Los pasos reverberan en la iglesia abandonada. El anciano piensa en lo diferente que suena el caminar afuera, sobre la piel de ceniza y huesos pulverizados que cubre el mundo irradiado.
Había visto el edificio de lejos, y le pareció otro pecio más en el desierto; otro vestigio de una época marchita. Pero la esperanza de encontrar gente que mitigara su soledad le había guiado. Al entrar, le sorprendió encontrarse con una ermita cristiana. Pensaba que todas habían sido demolidas tras lo que ocurrió. Tras lo que Él permitió que ocurriera.
Sigue atravesando la nave en penumbra. Solo distingue varias hileras de bancos. De pronto, frente a él, una cicatriz flotando en el aire. Se sobresalta, pero entonces reconoce la figura pálida y enjuta, crucificada. Es el Tachado. El viejo mesías. Tendones y músculos a punto de estallar, rictus de dolor en el rostro que trocan su mueca en una sonrisa lobuna.
Avanza como hipnotizado guiándose por los bancos. Un roce apergaminado, y algo se deshace en sus dedos. Se gira, y observa un bulto sobre el asiento. Parece un fardo de ropa. Se inclina, y se topa con un ojo que le mira. Da un respingo. No puede ser. Se acerca de nuevo. Distingue dientes, un pie, aspas blancas de huesos, un brazo articulado como el de un insecto. Un remedo de cuerpo, fragmentado, corrugado.
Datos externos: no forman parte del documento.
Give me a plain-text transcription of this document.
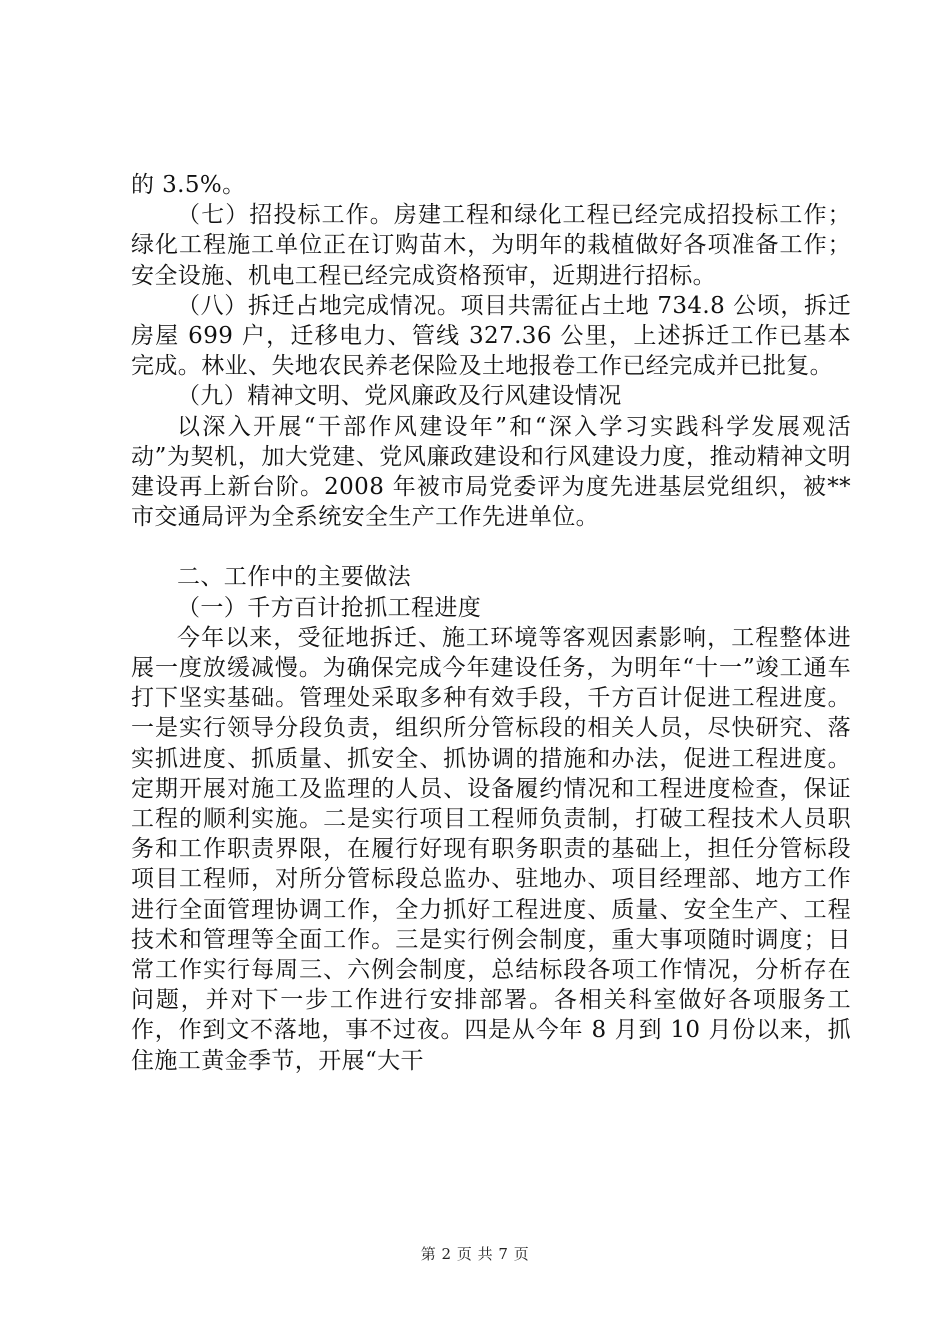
的 3.5%。

（七）招投标工作。房建工程和绿化工程已经完成招投标工作；绿化工程施工单位正在订购苗木，为明年的栽植做好各项准备工作；安全设施、机电工程已经完成资格预审，近期进行招标。

（八）拆迁占地完成情况。项目共需征占土地 734.8 公顷，拆迁房屋 699 户，迁移电力、管线 327.36 公里，上述拆迁工作已基本完成。林业、失地农民养老保险及土地报卷工作已经完成并已批复。

（九）精神文明、党风廉政及行风建设情况

以深入开展“干部作风建设年”和“深入学习实践科学发展观活动”为契机，加大党建、党风廉政建设和行风建设力度，推动精神文明建设再上新台阶。2008 年被市局党委评为度先进基层党组织，被**市交通局评为全系统安全生产工作先进单位。

二、工作中的主要做法

（一）千方百计抢抓工程进度

今年以来，受征地拆迁、施工环境等客观因素影响，工程整体进展一度放缓减慢。为确保完成今年建设任务，为明年“十一”竣工通车打下坚实基础。管理处采取多种有效手段，千方百计促进工程进度。一是实行领导分段负责，组织所分管标段的相关人员，尽快研究、落实抓进度、抓质量、抓安全、抓协调的措施和办法，促进工程进度。定期开展对施工及监理的人员、设备履约情况和工程进度检查，保证工程的顺利实施。二是实行项目工程师负责制，打破工程技术人员职务和工作职责界限，在履行好现有职务职责的基础上，担任分管标段项目工程师，对所分管标段总监办、驻地办、项目经理部、地方工作进行全面管理协调工作，全力抓好工程进度、质量、安全生产、工程技术和管理等全面工作。三是实行例会制度，重大事项随时调度；日常工作实行每周三、六例会制度，总结标段各项工作情况，分析存在问题，并对下一步工作进行安排部署。各相关科室做好各项服务工作，作到文不落地，事不过夜。四是从今年 8 月到 10 月份以来，抓住施工黄金季节，开展“大干

第 2 页 共 7 页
La piel del anciano se horripila, hormigas recorren su médula. Sigue adelante, como si no hubiera lugar para escapar, como si no le quedara otro remedio. Más adelante, otro cuerpo, este erguido, corriente, salvo en su palidez, exagerada, de no haber conocido nunca el sol, de macerar en lejía. No hay duda: le han vaciado de sangre.
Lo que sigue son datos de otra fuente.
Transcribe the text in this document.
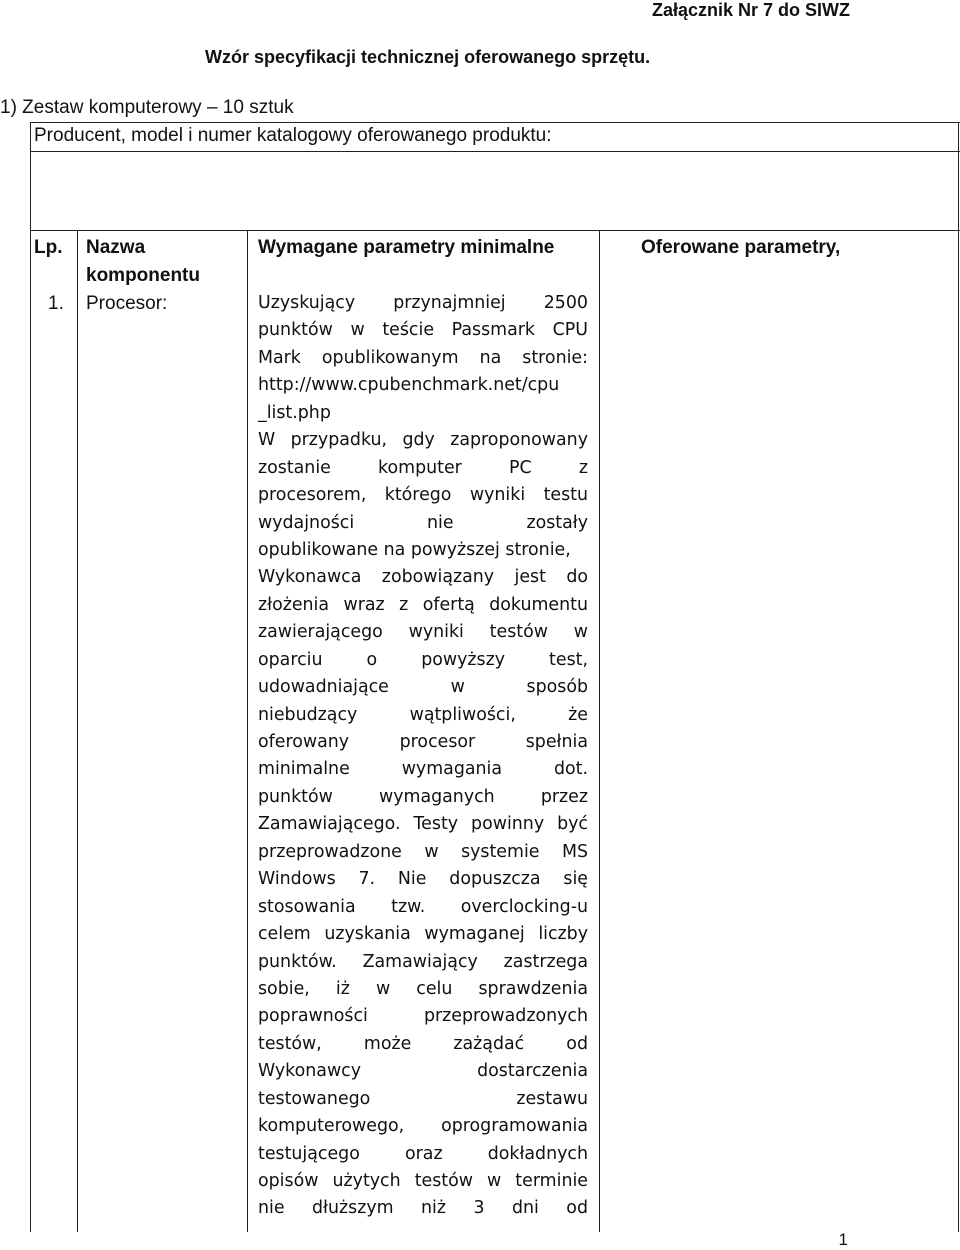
Załącznik Nr 7 do SIWZ
Wzór specyfikacji technicznej oferowanego sprzętu.
1) Zestaw komputerowy – 10 sztuk
Producent, model i numer katalogowy oferowanego produktu:
Lp. Nazwa
komponentu
Wymagane parametry minimalne	Oferowane parametry,
1. Procesor:	Uzyskujący przynajmniej 2500
punktów w teście Passmark CPU
Mark opublikowanym na stronie:
http://www.cpubenchmark.net/cpu
_list.php
W przypadku, gdy zaproponowany
zostanie komputer PC z
procesorem, którego wyniki testu
wydajności nie zostały
opublikowane na powyższej stronie,
Wykonawca zobowiązany jest do
złożenia wraz z ofertą dokumentu
zawierającego wyniki testów w
oparciu o powyższy test,
udowadniające w sposób
niebudzący wątpliwości, że
oferowany procesor spełnia
minimalne wymagania dot.
punktów wymaganych przez
Zamawiającego. Testy powinny być
przeprowadzone w systemie MS
Windows 7. Nie dopuszcza się
stosowania tzw. overclocking-u
celem uzyskania wymaganej liczby
punktów. Zamawiający zastrzega
sobie, iż w celu sprawdzenia
poprawności przeprowadzonych
testów, może zażądać od
Wykonawcy dostarczenia
testowanego zestawu
komputerowego, oprogramowania
testującego oraz dokładnych
opisów użytych testów w terminie
nie dłuższym niż 3 dni od
1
El viejo trastabilla, se aferra a un asiento. Entonces escucha un murmullo líquido, palabras bajo el agua. Procede de su izquierda. El aire se vuelve jalea. Avanza a brazadas, luchando con su terror, con su agotamiento. Encuentra a un hombre tumbado, perdiendo sangre por cien heridas. Una de ellas, mortal, abre una boca escarlata en su cuello. Al ver al anciano se remueve, boquea, como si tratara de hablar con él. Al hacerlo, sus dos bocas expelen aire y sangre. El viejo parece comprender el significado de su lengua muerta, y pregunta.
—¿Quién?
El herido levanta un brazo lacerado y señala hacia delante. El anciano tiembla. Porque, al hacerlo, observa mejor sus heridas. Son desgarros. Hechos por uñas y colmillos, sin duda, de alguna ignota bestia sin nombre. Y porque no hay duda de que el hombre trata de indicarle dónde se encuentra. El anciano se queda inmóvil.
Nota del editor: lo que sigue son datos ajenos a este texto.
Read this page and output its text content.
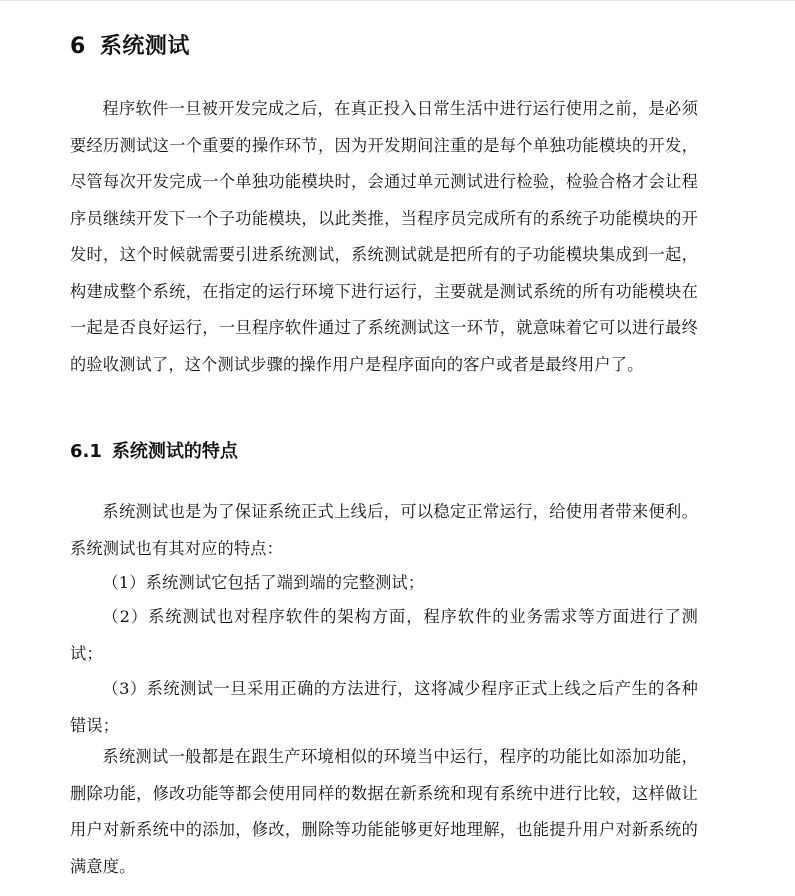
6 系统测试

程序软件一旦被开发完成之后，在真正投入日常生活中进行运行使用之前，是必须要经历测试这一个重要的操作环节，因为开发期间注重的是每个单独功能模块的开发，尽管每次开发完成一个单独功能模块时，会通过单元测试进行检验，检验合格才会让程序员继续开发下一个子功能模块，以此类推，当程序员完成所有的系统子功能模块的开发时，这个时候就需要引进系统测试，系统测试就是把所有的子功能模块集成到一起，构建成整个系统，在指定的运行环境下进行运行，主要就是测试系统的所有功能模块在一起是否良好运行，一旦程序软件通过了系统测试这一环节，就意味着它可以进行最终的验收测试了，这个测试步骤的操作用户是程序面向的客户或者是最终用户了。

6.1 系统测试的特点

系统测试也是为了保证系统正式上线后，可以稳定正常运行，给使用者带来便利。系统测试也有其对应的特点：

（1）系统测试它包括了端到端的完整测试；

（2）系统测试也对程序软件的架构方面，程序软件的业务需求等方面进行了测试；

（3）系统测试一旦采用正确的方法进行，这将减少程序正式上线之后产生的各种错误；

系统测试一般都是在跟生产环境相似的环境当中运行，程序的功能比如添加功能，删除功能，修改功能等都会使用同样的数据在新系统和现有系统中进行比较，这样做让用户对新系统中的添加，修改，删除等功能能够更好地理解，也能提升用户对新系统的满意度。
Entonces el hombre expira, y el viejo, impelido por su aliento, se gira. Delante no hay nada. Nada... salvo una cruz vacía. La tachadura sin tacha. De pronto siente una respiración en su nuca. Un líquido caliente se derrama por sus piernas, y otro calor, este gozoso, lo hace por el pecho. El anciano se toca el alzacuellos mientras piensa «ya no estoy solo».